Bu kadar zararlıysa herkes glutensiz mi beslenmeli? Tabiki de hayır. Gluten günlük hayatta tükettiğimiz neredeyse her besinin içinde var. Arpa , buğday ,çavdar ve yulafın içinde bulunan bir protein. Uğradığı değişiklikler gluteni daha güçlü ve yoğun bir hale getirdi. Buğday unundan yapılmış ekmekler, pideler, bazlamalar, simitler, tam tahıllı ekmekler, makarnalar, bulgurlar, yulaflar, arpa ve malt içeren alkollü içkiler, krakerler, börekler, pastalar… hepsinin içinde gluten kullanılıyor. Eğer glutenli bir gıda tükettikten sonra ağzınızda, burnunuzda veya boğazınızda şişlik oluşmuyorsa , kaşıntılar ,ürtiker ,mide bulantısı ,şişkinlik , kusma , hazımsızlık , ishal veya kabızlık gibi belirtilerden şikayetçi değilseniz glutene karşı herhangi bir hassasiyetiniz yok demektir. Ama bu ileride gluten yüzünden rahatsız olmayacağımızın garantisi olduğu anlamına gelmez. Sağlığımızı korumak için mümkün olduğunca işlenmiş gıdalardan uzak durmamız gerekiyor.

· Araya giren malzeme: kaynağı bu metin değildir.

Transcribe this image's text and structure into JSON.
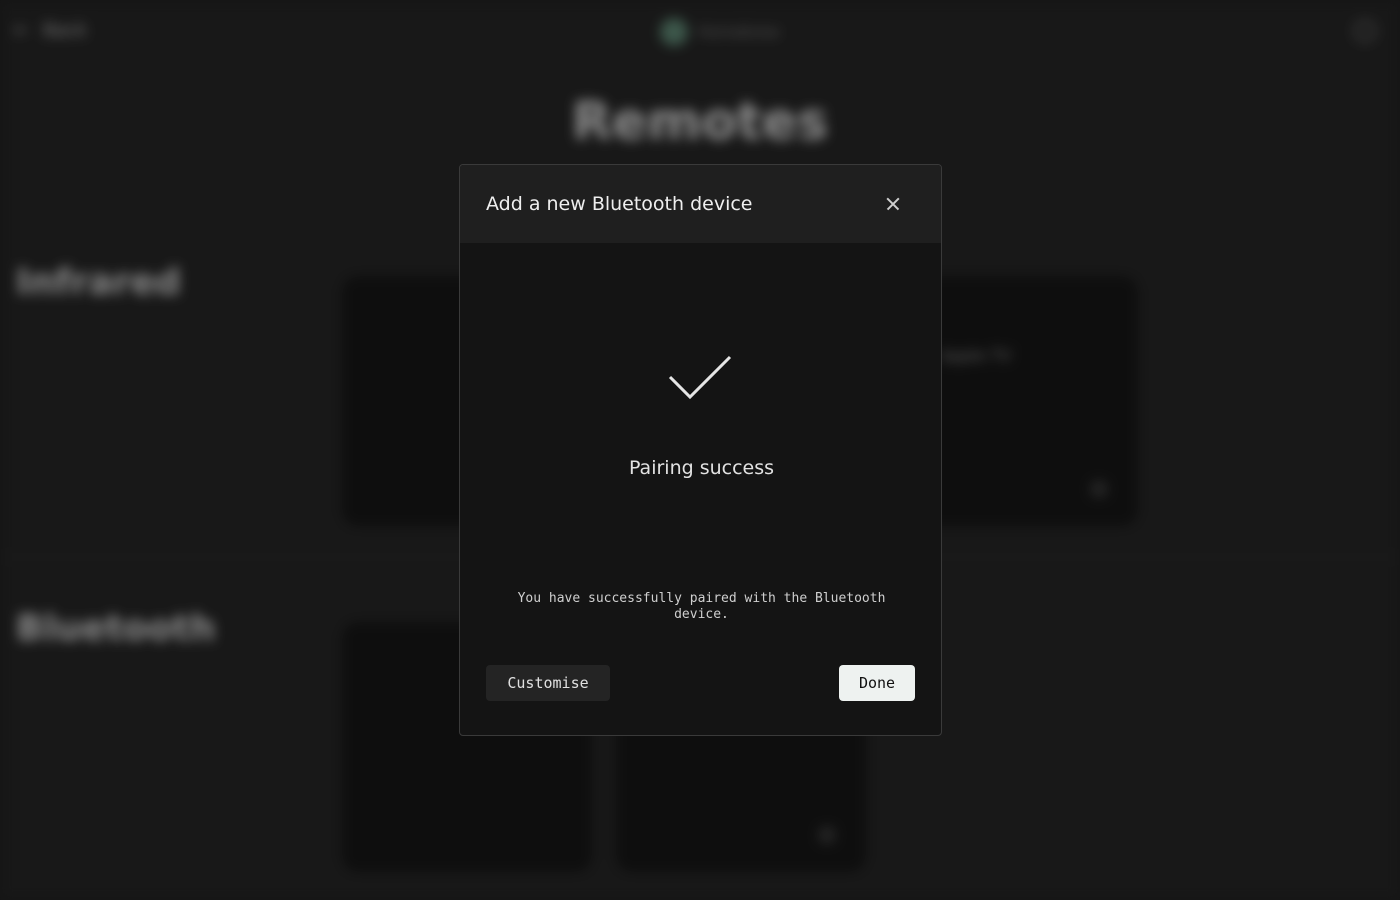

Bütün bu saydığım gluten içeren besinler dışında glutensiz olarak biz ne tüketebiliriz derseniz ; pirinç , pirinç unu , mısır unu , glutensiz unlar , karabuğday , kinoa , mercimek , nohut , barbunya ve bunların unları , keten tohumu , kuru fasulye gibi besinler ve bu besinlerle yapılmış yiyecekler tüketebilirsiniz.